Its model, BQDM, was launched in 2014 to help replace a $1.2 billion substation upgrade through DERs, ranging from grid-tied batteries and commercial-industrial load control to apartment building energy efficiency and demand response. The goal, to gain a combined 41 megawatts of load reduction through late afternoon into late evening, appears in reach -- although, as we’ve noted at Greentech Media, its execution is not without its critics.
The same holds true in California, where the solar industry is clashing with utility Southern California Edison about how it has, or hasn’t, calculated the costs and values of rooftop solar and associated DERs into its grid modernization plans.

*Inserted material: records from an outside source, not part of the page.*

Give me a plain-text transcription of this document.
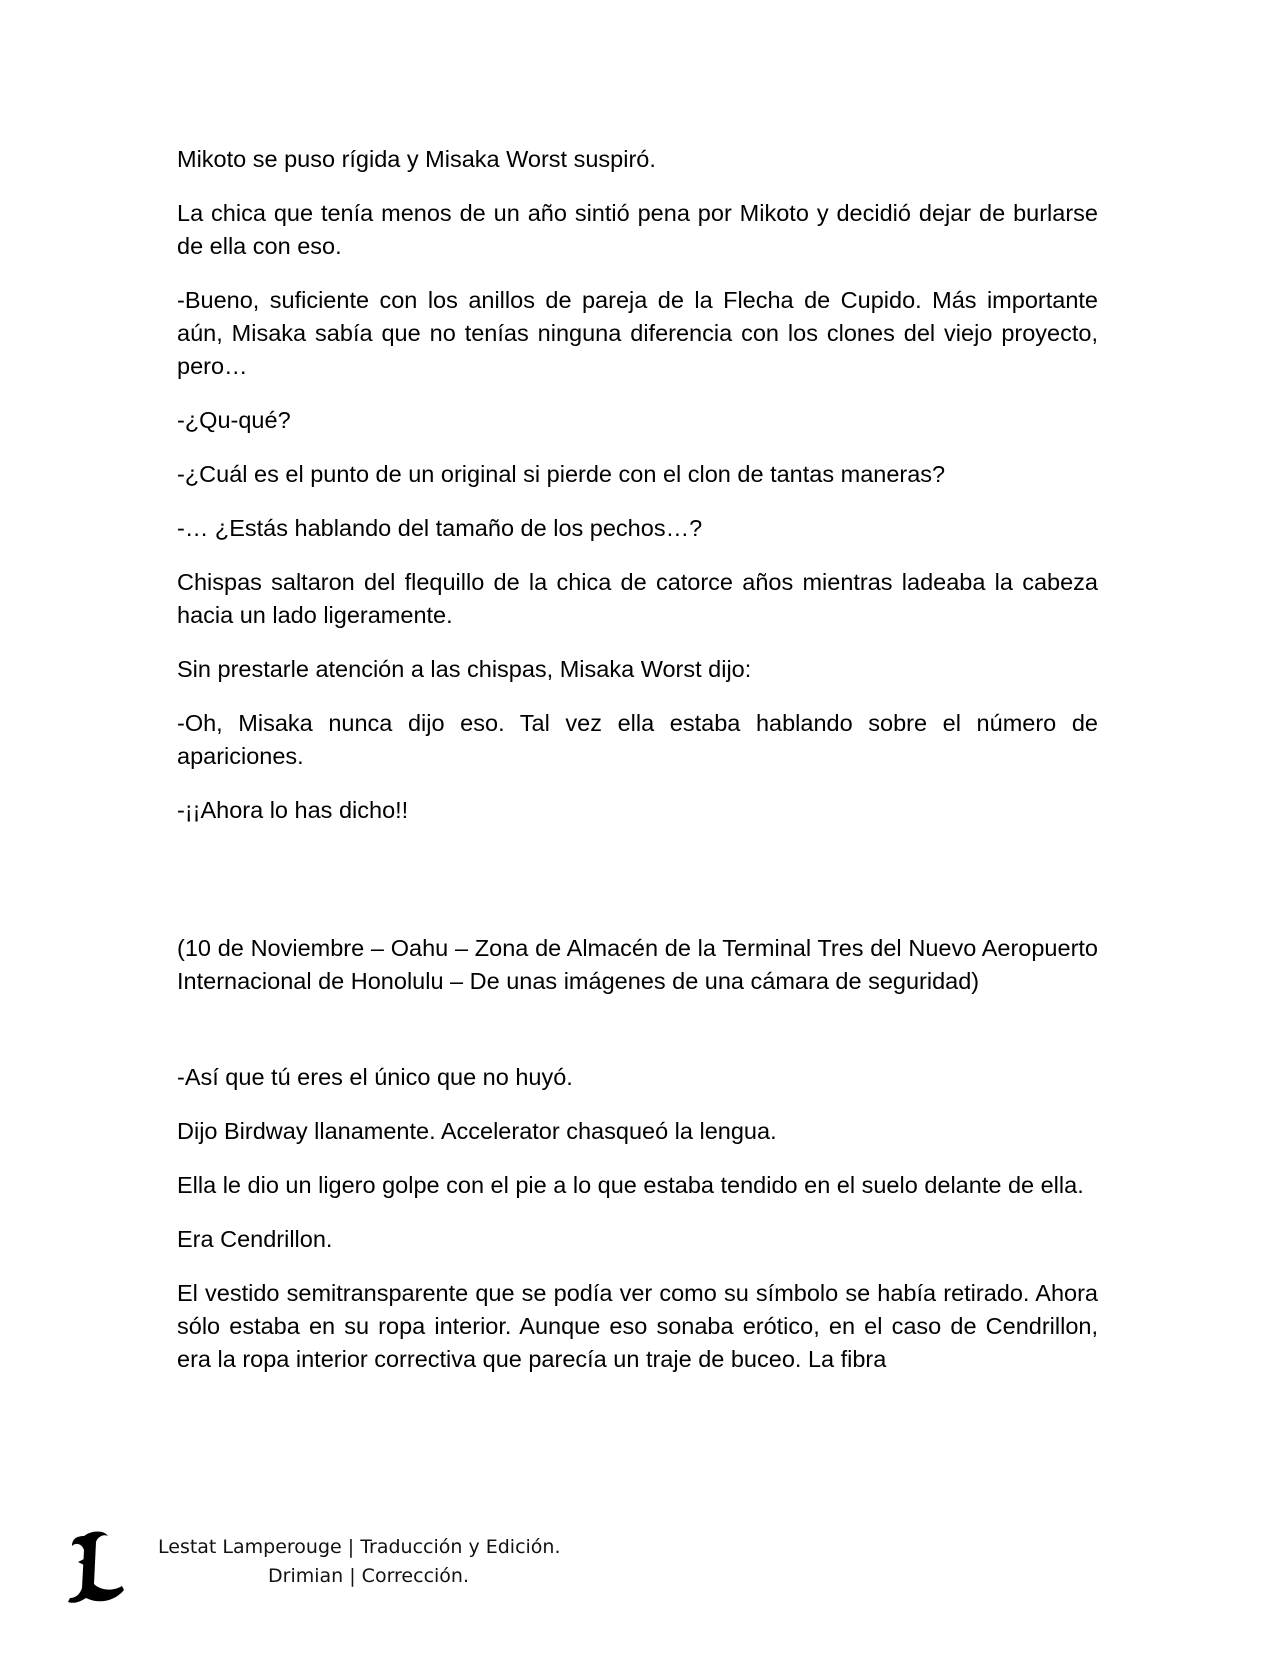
Mikoto se puso rígida y Misaka Worst suspiró.

La chica que tenía menos de un año sintió pena por Mikoto y decidió dejar de burlarse de ella con eso.

-Bueno, suficiente con los anillos de pareja de la Flecha de Cupido. Más importante aún, Misaka sabía que no tenías ninguna diferencia con los clones del viejo proyecto, pero…

-¿Qu-qué?

-¿Cuál es el punto de un original si pierde con el clon de tantas maneras?

-… ¿Estás hablando del tamaño de los pechos…?

Chispas saltaron del flequillo de la chica de catorce años mientras ladeaba la cabeza hacia un lado ligeramente.

Sin prestarle atención a las chispas, Misaka Worst dijo:

-Oh, Misaka nunca dijo eso. Tal vez ella estaba hablando sobre el número de apariciones.

-¡¡Ahora lo has dicho!!

(10 de Noviembre – Oahu – Zona de Almacén de la Terminal Tres del Nuevo Aeropuerto Internacional de Honolulu – De unas imágenes de una cámara de seguridad)

-Así que tú eres el único que no huyó.

Dijo Birdway llanamente. Accelerator chasqueó la lengua.

Ella le dio un ligero golpe con el pie a lo que estaba tendido en el suelo delante de ella.

Era Cendrillon.

El vestido semitransparente que se podía ver como su símbolo se había retirado. Ahora sólo estaba en su ropa interior. Aunque eso sonaba erótico, en el caso de Cendrillon, era la ropa interior correctiva que parecía un traje de buceo. La fibra

Lestat Lamperouge | Traducción y Edición.
Drimian | Corrección.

As part of the utility’s 2018 general rate case, the California Public Utilities Commission is considering a challenge from the Solar Energy Industries Association (SEIA) and Vote Solar against SCE’s multibillion-dollar grid modernization plan. This sprawling document covers everything from replacing hundreds of smaller substations with more powerful ones, to merging its complex of software platforms into an overarching system of systems.
In simple terms, the groups say that $2.7 billion of the $4 billion or so SCE wants to spend over the next three years on this effort isn’t necessary, for two main reasons. One, the groups say that SCE is overestimating how much distributed solar will be coming onto its system over that time -- a proposition it backs up with SEIA/GTM Research data. Second, it doesn’t take into account the positive values that could be provided by DERs.
“SCE is underestimating the positive and exaggerating the negative impact of distributed energy,” Sean Gallagher, SEIA’s vice president of state affairs, explained in a blog post. SEIA wants the utility to turn to the CPUC’s Distributed Resource Planning (DRP) proceeding to “determine the optimal locations for grid modernization investments and the relative cost-effectiveness of utility-owned versus third-party-owned communications technologies."
It’s not clear whether SCE could be expected to include such values in an ongoing rate case, however -- after all, the rules for valuing DERs are only just being formulated through the DRP proceeding, while the follow-on IDER proceeding to turn these values into actual compensation awaits action after its sponsor, Commissioner Mike Florio, departed last year. Whether or not SCE is overestimating solar growth is another matter, and it seems like something commission staff might address.